Ah bu çayların gözü kör olsun!
Bu sabah en solumdan,alışmışlığa irkilerek uyandım.Çay
tabağı gibi,gösterişsiz. Çayı,bugün de tabağına döktüm.Çay bardağının tabağa
yapışması da beni pek alakadar etmedi . Yalnızca irkildim,tabağın yer çekimine
kapılmasının doğurduğu patırtıdan. Her sabah umarsızca nüks etti çay tabağı yine de kendisine aldırış eden kimseyi bulamadı.Yazık!
Bir balığın susamışlığı var bende.Biçareyim.Yıllarca,aynı
romanda mahsur kalmış bir çiçek gibi.Kelimeler çökmüş tepesine,gardiyan misali.Lakin
çiçek memnuniyetle,kelime koridorlarında salınıyor.Zamanın acımasızlığı
hatırdan silinmiş,çiçek fark etmeden günbegün diriliğini yitiriyor.Hissiyatını
arttırma emeliyle dokunuyor kelimelere,ama dokundukça yapraklarını döküyor.

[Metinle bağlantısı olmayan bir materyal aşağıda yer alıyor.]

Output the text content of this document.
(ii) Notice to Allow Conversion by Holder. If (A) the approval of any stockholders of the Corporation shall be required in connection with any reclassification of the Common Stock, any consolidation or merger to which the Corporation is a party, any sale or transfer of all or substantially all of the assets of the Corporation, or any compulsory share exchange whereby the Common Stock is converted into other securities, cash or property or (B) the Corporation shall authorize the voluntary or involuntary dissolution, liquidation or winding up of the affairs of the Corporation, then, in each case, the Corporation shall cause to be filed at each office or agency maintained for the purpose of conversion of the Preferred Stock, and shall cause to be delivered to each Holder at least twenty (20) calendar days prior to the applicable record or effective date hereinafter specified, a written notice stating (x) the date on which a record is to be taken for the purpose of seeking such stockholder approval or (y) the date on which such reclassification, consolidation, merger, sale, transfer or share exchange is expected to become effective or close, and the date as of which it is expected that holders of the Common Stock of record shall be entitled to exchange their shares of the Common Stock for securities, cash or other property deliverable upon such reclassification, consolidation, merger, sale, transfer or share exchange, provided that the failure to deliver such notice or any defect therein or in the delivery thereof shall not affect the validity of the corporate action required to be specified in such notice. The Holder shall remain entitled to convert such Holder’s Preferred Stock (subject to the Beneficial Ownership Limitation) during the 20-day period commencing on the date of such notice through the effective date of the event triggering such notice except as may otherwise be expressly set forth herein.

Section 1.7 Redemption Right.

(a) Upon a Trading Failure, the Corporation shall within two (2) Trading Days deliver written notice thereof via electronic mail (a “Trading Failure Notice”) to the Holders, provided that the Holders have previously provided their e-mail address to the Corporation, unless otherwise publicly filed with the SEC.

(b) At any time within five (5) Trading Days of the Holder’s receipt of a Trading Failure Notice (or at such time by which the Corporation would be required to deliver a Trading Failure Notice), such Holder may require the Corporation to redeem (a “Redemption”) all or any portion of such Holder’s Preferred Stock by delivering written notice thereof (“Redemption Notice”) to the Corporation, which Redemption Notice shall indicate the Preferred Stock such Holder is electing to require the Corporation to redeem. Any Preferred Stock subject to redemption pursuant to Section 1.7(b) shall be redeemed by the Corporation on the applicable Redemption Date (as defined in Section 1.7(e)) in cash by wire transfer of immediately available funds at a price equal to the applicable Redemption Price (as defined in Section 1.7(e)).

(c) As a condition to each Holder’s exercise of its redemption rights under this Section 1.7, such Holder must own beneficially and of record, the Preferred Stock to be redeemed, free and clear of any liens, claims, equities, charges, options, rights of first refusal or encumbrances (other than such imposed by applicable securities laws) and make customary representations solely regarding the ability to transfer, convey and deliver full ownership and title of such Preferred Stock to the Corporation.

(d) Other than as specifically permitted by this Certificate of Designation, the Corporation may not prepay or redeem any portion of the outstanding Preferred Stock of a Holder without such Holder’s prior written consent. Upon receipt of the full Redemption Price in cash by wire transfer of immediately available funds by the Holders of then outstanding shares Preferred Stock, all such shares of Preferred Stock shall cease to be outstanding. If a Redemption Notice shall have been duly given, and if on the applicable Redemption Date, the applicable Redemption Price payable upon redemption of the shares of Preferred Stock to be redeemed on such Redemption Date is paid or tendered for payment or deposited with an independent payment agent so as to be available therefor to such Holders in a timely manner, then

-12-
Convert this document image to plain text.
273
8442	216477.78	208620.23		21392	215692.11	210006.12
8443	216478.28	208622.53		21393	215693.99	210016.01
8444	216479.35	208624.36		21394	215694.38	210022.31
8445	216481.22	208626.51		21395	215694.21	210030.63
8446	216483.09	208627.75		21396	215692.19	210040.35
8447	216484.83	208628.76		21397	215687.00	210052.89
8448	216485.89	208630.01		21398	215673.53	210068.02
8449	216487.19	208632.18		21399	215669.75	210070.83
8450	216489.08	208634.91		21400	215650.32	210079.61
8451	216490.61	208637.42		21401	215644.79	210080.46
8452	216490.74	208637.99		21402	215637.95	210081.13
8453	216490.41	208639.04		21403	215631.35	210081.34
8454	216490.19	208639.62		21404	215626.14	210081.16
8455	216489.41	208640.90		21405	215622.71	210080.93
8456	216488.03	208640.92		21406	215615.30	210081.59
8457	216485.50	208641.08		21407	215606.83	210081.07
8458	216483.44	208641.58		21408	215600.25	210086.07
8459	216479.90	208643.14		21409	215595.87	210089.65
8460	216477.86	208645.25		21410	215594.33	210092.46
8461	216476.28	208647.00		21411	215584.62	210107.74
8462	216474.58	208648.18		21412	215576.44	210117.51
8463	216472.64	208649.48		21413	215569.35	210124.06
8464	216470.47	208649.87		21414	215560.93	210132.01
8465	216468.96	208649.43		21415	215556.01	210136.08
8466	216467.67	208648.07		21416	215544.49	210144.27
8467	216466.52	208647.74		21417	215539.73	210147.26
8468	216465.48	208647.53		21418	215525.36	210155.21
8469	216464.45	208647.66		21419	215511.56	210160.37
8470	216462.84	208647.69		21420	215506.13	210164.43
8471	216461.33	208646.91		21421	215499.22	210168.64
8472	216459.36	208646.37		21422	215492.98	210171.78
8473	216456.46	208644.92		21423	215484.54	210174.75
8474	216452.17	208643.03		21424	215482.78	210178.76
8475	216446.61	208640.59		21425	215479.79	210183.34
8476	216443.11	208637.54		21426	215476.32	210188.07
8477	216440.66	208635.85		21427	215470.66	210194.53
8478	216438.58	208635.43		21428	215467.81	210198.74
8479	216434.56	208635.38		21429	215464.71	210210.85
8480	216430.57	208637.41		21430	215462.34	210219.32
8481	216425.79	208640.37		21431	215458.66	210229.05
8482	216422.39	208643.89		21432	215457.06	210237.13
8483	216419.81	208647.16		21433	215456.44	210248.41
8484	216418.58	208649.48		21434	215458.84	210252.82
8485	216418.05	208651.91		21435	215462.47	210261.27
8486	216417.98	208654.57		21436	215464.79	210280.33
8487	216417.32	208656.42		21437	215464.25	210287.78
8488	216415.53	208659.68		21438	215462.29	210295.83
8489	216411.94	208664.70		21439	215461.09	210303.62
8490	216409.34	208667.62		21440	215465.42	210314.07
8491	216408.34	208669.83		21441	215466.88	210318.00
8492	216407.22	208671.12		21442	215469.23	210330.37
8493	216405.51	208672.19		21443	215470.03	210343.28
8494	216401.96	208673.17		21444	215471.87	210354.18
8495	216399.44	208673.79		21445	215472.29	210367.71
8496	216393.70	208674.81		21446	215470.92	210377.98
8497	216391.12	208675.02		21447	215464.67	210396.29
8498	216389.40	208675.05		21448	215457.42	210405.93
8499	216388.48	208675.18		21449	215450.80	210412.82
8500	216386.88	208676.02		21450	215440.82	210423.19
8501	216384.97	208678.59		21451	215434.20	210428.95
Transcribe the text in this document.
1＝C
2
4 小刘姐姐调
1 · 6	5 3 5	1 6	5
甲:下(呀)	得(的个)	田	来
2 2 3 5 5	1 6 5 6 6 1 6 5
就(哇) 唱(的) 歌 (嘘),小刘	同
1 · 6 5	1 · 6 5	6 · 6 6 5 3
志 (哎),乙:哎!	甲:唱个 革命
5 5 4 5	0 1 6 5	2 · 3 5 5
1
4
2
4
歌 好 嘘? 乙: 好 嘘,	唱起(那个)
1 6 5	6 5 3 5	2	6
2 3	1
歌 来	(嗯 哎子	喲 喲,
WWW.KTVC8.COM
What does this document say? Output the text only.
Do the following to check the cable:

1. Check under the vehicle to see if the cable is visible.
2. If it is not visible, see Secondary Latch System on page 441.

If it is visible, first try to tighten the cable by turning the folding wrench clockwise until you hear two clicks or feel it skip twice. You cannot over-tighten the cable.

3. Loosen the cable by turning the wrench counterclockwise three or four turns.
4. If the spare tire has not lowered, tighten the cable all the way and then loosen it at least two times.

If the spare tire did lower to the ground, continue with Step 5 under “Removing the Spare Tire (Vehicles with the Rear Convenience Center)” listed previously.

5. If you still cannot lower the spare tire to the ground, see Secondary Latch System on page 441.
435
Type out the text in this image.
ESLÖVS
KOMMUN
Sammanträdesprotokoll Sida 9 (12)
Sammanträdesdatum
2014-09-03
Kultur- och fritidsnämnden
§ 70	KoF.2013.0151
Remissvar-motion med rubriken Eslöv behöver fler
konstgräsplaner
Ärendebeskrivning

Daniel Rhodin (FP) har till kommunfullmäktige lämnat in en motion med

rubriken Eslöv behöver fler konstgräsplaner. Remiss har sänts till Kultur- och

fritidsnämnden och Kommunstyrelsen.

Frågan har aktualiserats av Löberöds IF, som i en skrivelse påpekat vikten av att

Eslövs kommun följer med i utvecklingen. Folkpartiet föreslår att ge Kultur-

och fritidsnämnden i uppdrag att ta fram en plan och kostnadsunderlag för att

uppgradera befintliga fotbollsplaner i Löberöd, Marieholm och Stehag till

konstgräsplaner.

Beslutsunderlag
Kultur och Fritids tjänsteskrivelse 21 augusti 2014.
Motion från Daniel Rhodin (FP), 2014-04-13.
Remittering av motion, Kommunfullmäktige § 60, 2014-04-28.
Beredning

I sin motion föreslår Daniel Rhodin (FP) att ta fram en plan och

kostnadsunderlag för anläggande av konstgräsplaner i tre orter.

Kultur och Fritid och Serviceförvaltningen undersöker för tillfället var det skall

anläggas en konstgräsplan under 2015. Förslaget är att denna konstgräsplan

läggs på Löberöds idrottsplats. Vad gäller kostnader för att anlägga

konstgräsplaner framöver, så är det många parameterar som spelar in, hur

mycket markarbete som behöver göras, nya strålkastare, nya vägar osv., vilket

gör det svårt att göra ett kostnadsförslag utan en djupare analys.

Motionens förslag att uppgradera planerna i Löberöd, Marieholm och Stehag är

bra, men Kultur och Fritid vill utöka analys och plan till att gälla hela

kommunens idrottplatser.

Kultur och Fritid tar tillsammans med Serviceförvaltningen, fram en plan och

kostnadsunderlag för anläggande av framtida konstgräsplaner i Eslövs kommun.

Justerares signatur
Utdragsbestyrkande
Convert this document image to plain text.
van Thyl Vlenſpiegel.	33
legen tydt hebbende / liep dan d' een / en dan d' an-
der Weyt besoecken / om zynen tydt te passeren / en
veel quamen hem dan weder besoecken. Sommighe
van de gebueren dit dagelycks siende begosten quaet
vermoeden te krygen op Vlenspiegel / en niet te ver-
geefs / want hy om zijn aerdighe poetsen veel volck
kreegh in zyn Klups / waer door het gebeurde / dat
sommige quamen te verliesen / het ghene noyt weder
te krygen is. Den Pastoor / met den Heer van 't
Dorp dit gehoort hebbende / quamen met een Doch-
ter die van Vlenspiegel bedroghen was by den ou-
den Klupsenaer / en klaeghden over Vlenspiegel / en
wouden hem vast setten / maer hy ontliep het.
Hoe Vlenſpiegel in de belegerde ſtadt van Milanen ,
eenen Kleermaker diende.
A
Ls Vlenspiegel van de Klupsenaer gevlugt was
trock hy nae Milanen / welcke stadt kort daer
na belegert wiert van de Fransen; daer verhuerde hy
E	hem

Kokusunu sarı sayfalara bağışlayalı yıllar geçmiş.Gün gelmiş
çiçek kaybettiği gençliğiyle karşılaşmış,afallasa da vah etmemiş.Kamburunun
görünmesine engel olup, çalımlı edasını bozmadan selamını vermiş.
Yer yüzündeki en simli kalemle yazsam da,örtmüyor üstünü
bedbahtlığın.Yığsam da yaldızlı geceleri,boca etsem de en parlak hülyaları nafile! Var olan tüm gücümle çeksem
geceme güneşi,ancak kadife gecedeki yaldızların kaçışmasına yeter.